4.7. Immunohistochemical Staining of NF-κB p65, Cyclin D1, XIAP, and MMP-9 in Tumor Samples
The nuclear localization of NF-κB p65 and the expression of cyclin D1, XIAP, and MMP-9 were examined using an immunohistochemical method described previously [
25]. Briefly, Hep3B tumor xenografts samples were embedded in paraffin and fixed with paraformaldehyde. The staining procedure was achieved by an immunoperoxidase technique on 5 μm-thick consecutive sections. Primary antibodies raised against human NF-κB p65 (Santa Cruz, CA, USA, 1:100 dilution), Cyclin D1 (DAKO, Carpinteria, CA, USA, dilution 1:2000), XIAP (Santa Cruz, CA, USA, 1:50), MMP-9 (Santa Cruz, CA, USA, 1:50), Ki-67 (DAKO, Carpinteria, CA, USA, dilution 1:1000), and CD34 (Abcam, San Jose, CA, USA, dilution 1:1000) were used. Before incubation with primary antibodies, the specimens were pretreated with microwaves for 60 min to retrieve antigenic epitope. The negative controls were parallel sections treated with the same process as the above, but without the treatment of primary antibodies. Positive staining was visualized with diaminobenzidine and hematoxylin was used as counter staining.
4.8. Assessment of Immunohistochemistry
All findings were evaluated by a pathologist blind to the treatment conditions. Samples were evaluated on a percentage of reactive cells demonstrated with moderate or strong staining intensity when the staining intensity was rated as weak, moderate, and strong as compared to the background stain or some negative controls. Images of representative results were pictured. At least 500 tumor cells were evaluated for evaluation in each case.
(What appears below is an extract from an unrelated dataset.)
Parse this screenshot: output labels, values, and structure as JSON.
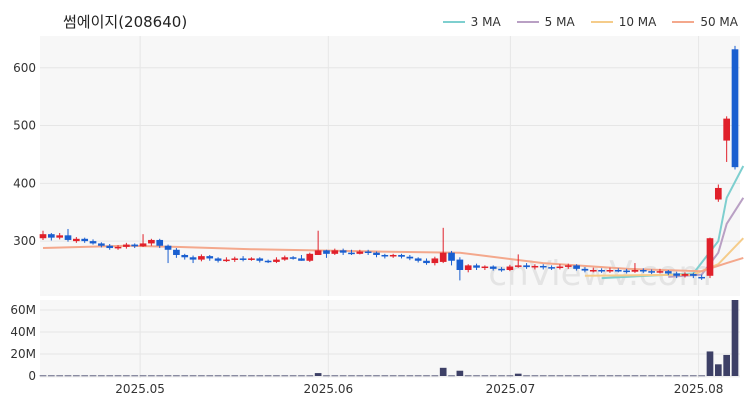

4.9. Intratumoral Micro Vessel Density (IMVD) Analysis
Frozen sections were fixed in cold acetone and stained with anti-CD34 monoclonal antibody as previously described in the immunohistochemical staining section. The CD34 stained slides were observed under the microscope equipped with a digital camera (CKX41 with a camera, Nikon, DS-U3) and the images were acquired. For each case, IMVD was determined as the maximum number of microvessels under the light microscope within the “hot spot”, which was defined as those areas containing the greatest number of capillaries and small venules at the invasive edge, based on the criteria of Weidner et al. [
26]. The “hot spot” was determined by scanning the tumor sections at low power (×40 and ×100), and the microvessel density was measured with a light microscope in a single area of invasive tumor (×20 objective and ×10 ocular; 0.739 mm
2/field) at the “hot spot” (the representative of the highest microvessel density). Only vessels distinct from one another were counted separately. The evaluations were performed by a pathologist who was blind to the treatment conditions.
4.10. Statistics
The results were expressed as the means ± SD. The comparison of the effects of various treatments was performed with the one-way analysis of variance (ANOVA) with post-test Neuman–Keuls in the cases with at least three treatment groups and the Student’s t test. Statistical significance was defined as p < 0.05. Each experiment was performed at least in triplicate.